There is a tremendous amount of value in being able to draw the lines between the ideas of antiquity and the conversations of today. The founding fathers and first few presidents were heavily influenced by classical antiquity — down to the fact, as Thomas Ricks has noted, that our nation’s leaders, the Senate, in the Capitol, in a reference to ancient Rome and the time of Caesar. We ought to understand that influence and, yes, draw a line through it at other times. We can —we have to!— read and appreciate things without giving them our full-throated, unconditional support.
Camp B, for their part, go too far with doing away with the idea of Classic literature entirely. Most of the “big conversations” we have today, debates about the nature of justice, politics, national character, and a good society, all have their beginnings in these books. Indeed, the Classics are some of the oldest stories and ideas that we have.
I think it’s important to read the Classics as a sort of hedge against Chesterton’s Fence, which I quoted at the beginning of this piece. I’m not sure what happens when we don’t read the great books, when Classics departments are perennially underfunded, understaffed, and under-attended. I suspect that the result isn’t pretty.
But if we become too set in our beliefs, if we think that we should read the Classics exclusively, or that we need not bother at all, then we lose something. These are the books that have much to teach us on philosophy, science, and living a good life. Reading them — difficult as they are, in both content and style — allows you to place yourself in the midst of these conversations.

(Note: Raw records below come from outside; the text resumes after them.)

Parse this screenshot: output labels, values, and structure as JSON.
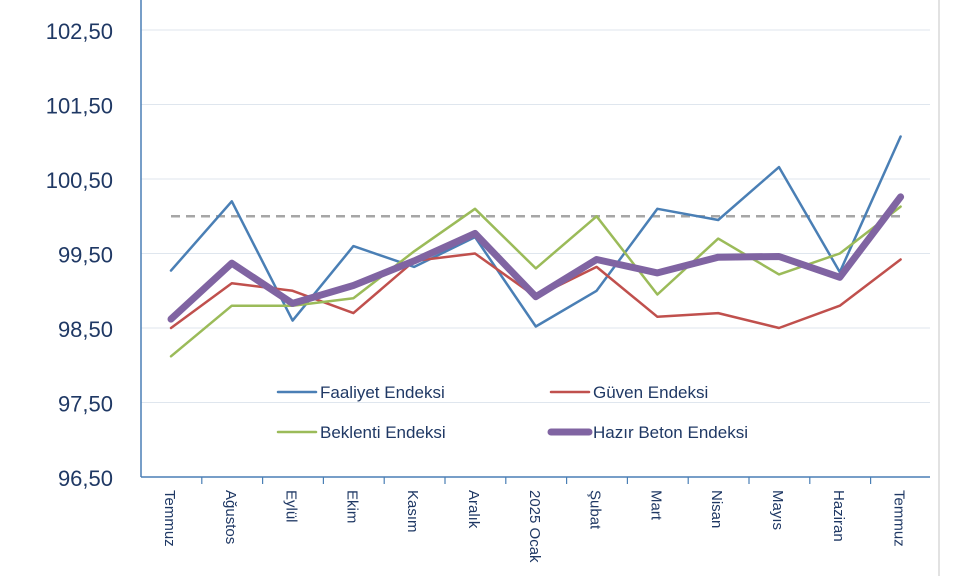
{
  "chart_data": {
    "type": "line",
    "categories": [
      "Temmuz",
      "Ağustos",
      "Eylül",
      "Ekim",
      "Kasım",
      "Aralık",
      "2025 Ocak",
      "Şubat",
      "Mart",
      "Nisan",
      "Mayıs",
      "Haziran",
      "Temmuz"
    ],
    "ylim": [
      96.5,
      102.9
    ],
    "yticks": [
      "96,50",
      "97,50",
      "98,50",
      "99,50",
      "100,50",
      "101,50",
      "102,50"
    ],
    "ytick_values": [
      96.5,
      97.5,
      98.5,
      99.5,
      100.5,
      101.5,
      102.5
    ],
    "reference_line": {
      "value": 100,
      "color": "#a6a6a6",
      "style": "dashed"
    },
    "grid": true,
    "legend_position": "inside-bottom-center",
    "series": [
      {
        "name": "Faaliyet Endeksi",
        "color": "#4a7fb5",
        "values": [
          99.27,
          100.2,
          98.6,
          99.6,
          99.32,
          99.72,
          98.52,
          99.0,
          100.1,
          99.95,
          100.66,
          99.25,
          101.07
        ]
      },
      {
        "name": "Güven Endeksi",
        "color": "#c0504d",
        "values": [
          98.5,
          99.1,
          99.0,
          98.7,
          99.4,
          99.5,
          98.92,
          99.32,
          98.65,
          98.7,
          98.5,
          98.8,
          99.42
        ]
      },
      {
        "name": "Beklenti Endeksi",
        "color": "#9bbb59",
        "values": [
          98.12,
          98.8,
          98.8,
          98.9,
          99.53,
          100.1,
          99.3,
          100.0,
          98.95,
          99.7,
          99.22,
          99.5,
          100.13
        ]
      },
      {
        "name": "Hazır Beton Endeksi",
        "color": "#8064a2",
        "values": [
          98.62,
          99.37,
          98.83,
          99.07,
          99.4,
          99.77,
          98.92,
          99.42,
          99.24,
          99.45,
          99.46,
          99.18,
          100.26
        ]
      }
    ]
  }
}
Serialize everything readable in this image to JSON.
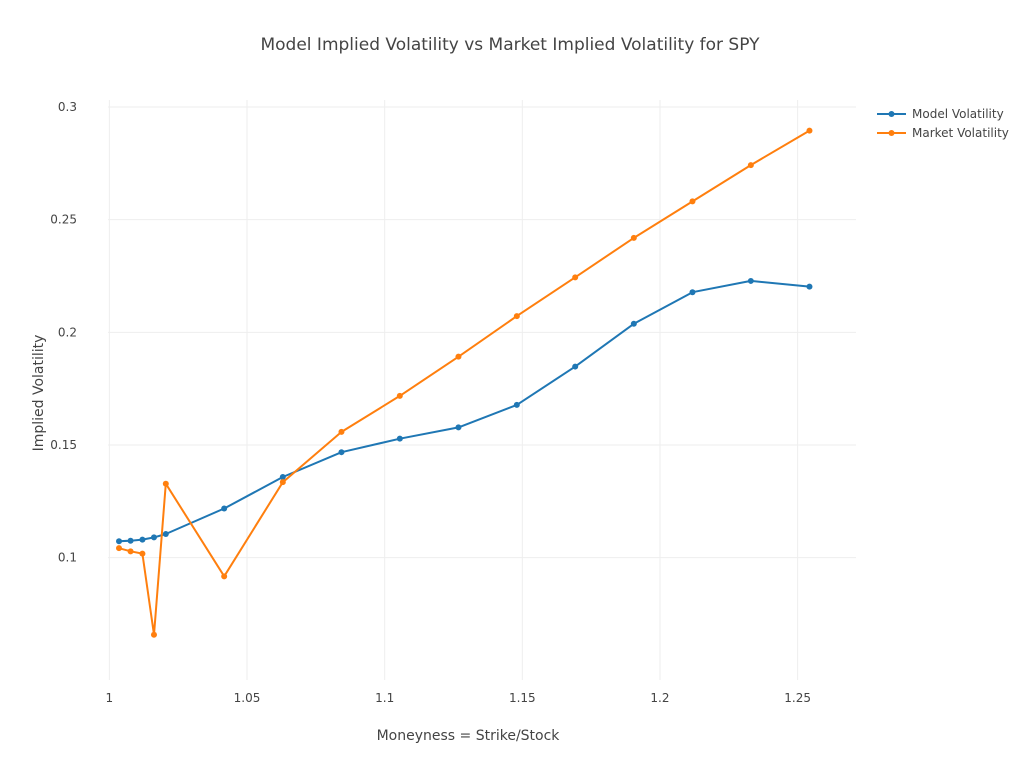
{
  "chart_data": {
    "type": "line",
    "title": "Model Implied Volatility vs Market Implied Volatility for SPY",
    "xlabel": "Moneyness = Strike/Stock",
    "ylabel": "Implied Volatility",
    "xlim": [
      0.9995,
      1.2712
    ],
    "ylim": [
      0.0457,
      0.3031
    ],
    "x_ticks": [
      1,
      1.05,
      1.1,
      1.15,
      1.2,
      1.25
    ],
    "x_tick_labels": [
      "1",
      "1.05",
      "1.1",
      "1.15",
      "1.2",
      "1.25"
    ],
    "y_ticks": [
      0.1,
      0.15,
      0.2,
      0.25,
      0.3
    ],
    "y_tick_labels": [
      "0.1",
      "0.15",
      "0.2",
      "0.25",
      "0.3"
    ],
    "grid": true,
    "legend_position": "top-right",
    "series": [
      {
        "name": "Model Volatility",
        "color": "#1f77b4",
        "x": [
          1.0035,
          1.0077,
          1.012,
          1.0162,
          1.0205,
          1.0417,
          1.063,
          1.0843,
          1.1055,
          1.1268,
          1.148,
          1.1692,
          1.1905,
          1.2118,
          1.233,
          1.2543
        ],
        "y": [
          0.1073,
          0.1075,
          0.108,
          0.109,
          0.1105,
          0.1218,
          0.1358,
          0.1468,
          0.1528,
          0.1578,
          0.1678,
          0.1848,
          0.2038,
          0.2178,
          0.2228,
          0.2203
        ]
      },
      {
        "name": "Market Volatility",
        "color": "#ff7f0e",
        "x": [
          1.0035,
          1.0077,
          1.012,
          1.0162,
          1.0205,
          1.0417,
          1.063,
          1.0843,
          1.1055,
          1.1268,
          1.148,
          1.1692,
          1.1905,
          1.2118,
          1.233,
          1.2543
        ],
        "y": [
          0.1042,
          0.1028,
          0.1018,
          0.0658,
          0.1328,
          0.0917,
          0.1335,
          0.1558,
          0.1718,
          0.1892,
          0.2072,
          0.2244,
          0.2419,
          0.2581,
          0.2742,
          0.2895
        ]
      }
    ]
  }
}
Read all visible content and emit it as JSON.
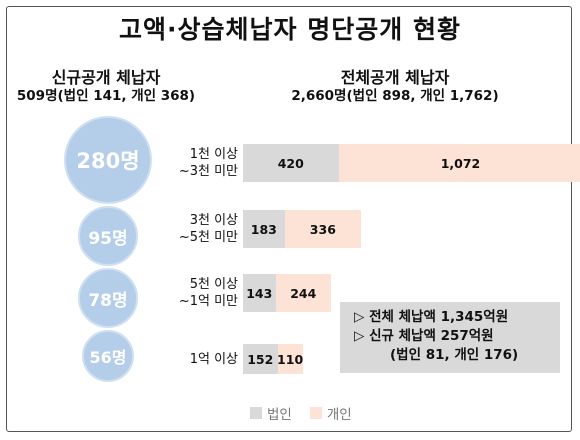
{
  "title": "고액·상습체납자 명단공개 현황",
  "left_header": {
    "line1": "신규공개 체납자",
    "line2": "509명(법인 141, 개인 368)"
  },
  "right_header": {
    "line1": "전체공개 체납자",
    "line2": "2,660명(법인 898, 개인 1,762)"
  },
  "colors": {
    "corp": "#d9d9d9",
    "indiv": "#fce3d6",
    "circle": "#b4ceea"
  },
  "summary": {
    "line1": "▷ 전체 체납액 1,345억원",
    "line2": "▷ 신규 체납액   257억원",
    "line3": "(법인 81, 개인 176)"
  },
  "chart_data": {
    "type": "bar",
    "orientation": "horizontal",
    "stacked": true,
    "categories": [
      [
        "1천 이상",
        "~3천 미만"
      ],
      [
        "3천 이상",
        "~5천 미만"
      ],
      [
        "5천 이상",
        "~1억 미만"
      ],
      [
        "1억 이상"
      ]
    ],
    "series": [
      {
        "name": "법인",
        "color": "#d9d9d9",
        "values": [
          420,
          183,
          143,
          152
        ]
      },
      {
        "name": "개인",
        "color": "#fce3d6",
        "values": [
          1072,
          336,
          244,
          110
        ]
      }
    ],
    "new_disclosure_counts": [
      "280명",
      "95명",
      "78명",
      "56명"
    ],
    "legend": [
      "법인",
      "개인"
    ],
    "legend_position": "bottom"
  }
}
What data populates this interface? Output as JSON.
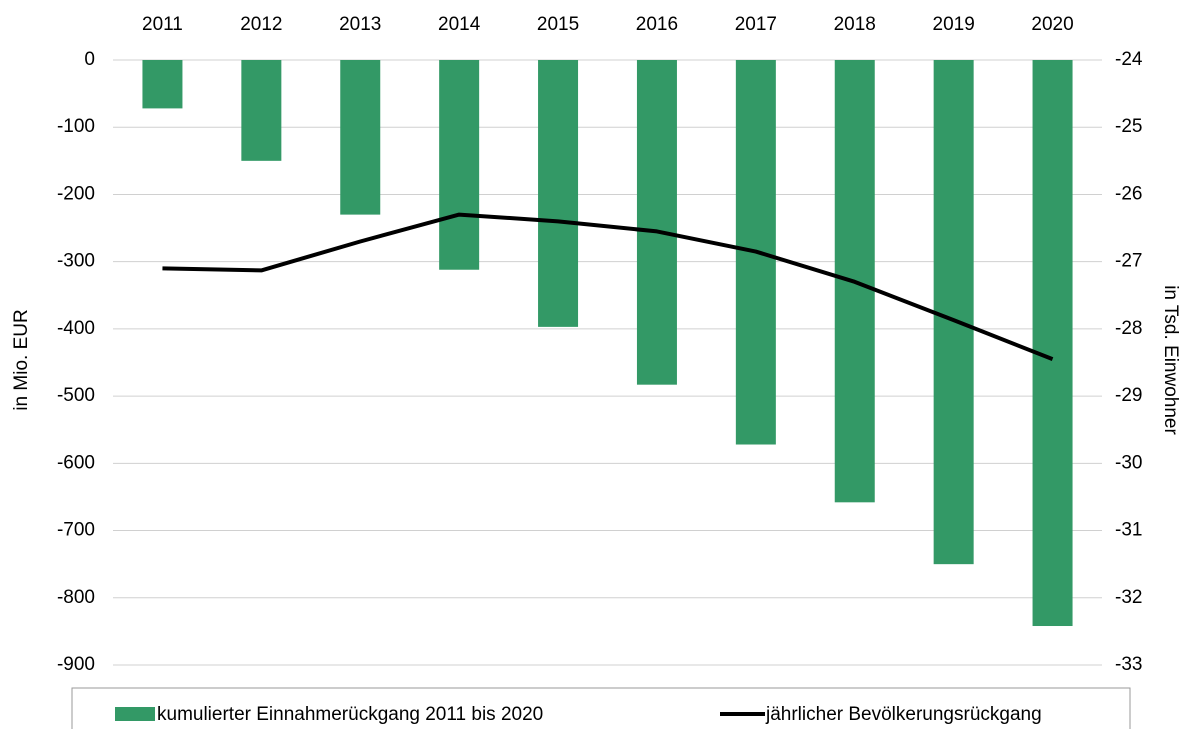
{
  "chart_data": {
    "type": "bar_line",
    "categories": [
      "2011",
      "2012",
      "2013",
      "2014",
      "2015",
      "2016",
      "2017",
      "2018",
      "2019",
      "2020"
    ],
    "series": [
      {
        "name": "kumulierter Einnahmerückgang 2011 bis 2020",
        "type": "bar",
        "color": "#339966",
        "values": [
          -72,
          -150,
          -230,
          -312,
          -397,
          -483,
          -572,
          -658,
          -750,
          -842
        ]
      },
      {
        "name": "jährlicher Bevölkerungsrückgang",
        "type": "line",
        "color": "#000000",
        "axis": "y2",
        "values": [
          -27.1,
          -27.13,
          -26.7,
          -26.3,
          -26.4,
          -26.55,
          -26.85,
          -27.3,
          -27.87,
          -28.45
        ]
      }
    ],
    "ylabel": "in Mio. EUR",
    "y2label": "in Tsd. Einwohner",
    "ylim": [
      -900,
      0
    ],
    "yticks": [
      0,
      -100,
      -200,
      -300,
      -400,
      -500,
      -600,
      -700,
      -800,
      -900
    ],
    "y2lim": [
      -33,
      -24
    ],
    "y2ticks": [
      -24,
      -25,
      -26,
      -27,
      -28,
      -29,
      -30,
      -31,
      -32,
      -33
    ],
    "grid": true,
    "legend": "bottom"
  }
}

Mordecai Kaplan, the founder of Reconstructionist Judaism, spent a lifetime attempting to balance ancient Jewish law with the demands and responsibilities of modern life. Jewish law, he thought, should get “a vote, but not a veto.” We should take a similar approach with the great books. Taken together, they are simultaneously a history of humanity and signposts we can use to guide the future. We shouldn’t feel bound to them, but neither should we feel free to abandon them.
Thanks to Denis Collison, Gad Allon, Felipe Echandi, Maria Luisa Martinez, and Trevor McKendrick for reading drafts of this. Thanks also to Ari Lamm for the advice, and for interviewing me about some of these thoughts on Good Faith Effort.
I’ve found that, in addition to reading classics, it’s interesting to get an good injection of “non-classics” as well. One of my favorite reading pastimes is reading “books from the Random page on Project Gutenberg with intriguing titles.” There’s a plethora of books from the past 200 years about many subjects.
For example, I recall gaining interesting insights on the political tenor of 2020 after reading selections from Confederate writers — being left with a haunting sense of similarity between the rhetorical devices used by some of their most aggressive sophists with those of today. Another was a text from 100 years ago criticizing an increase in anti-Muslim sentiment in Europe.
Can you share the text form 100 years ago about the increas in anti-Muslim sentiment in Europe? I’d love to read it.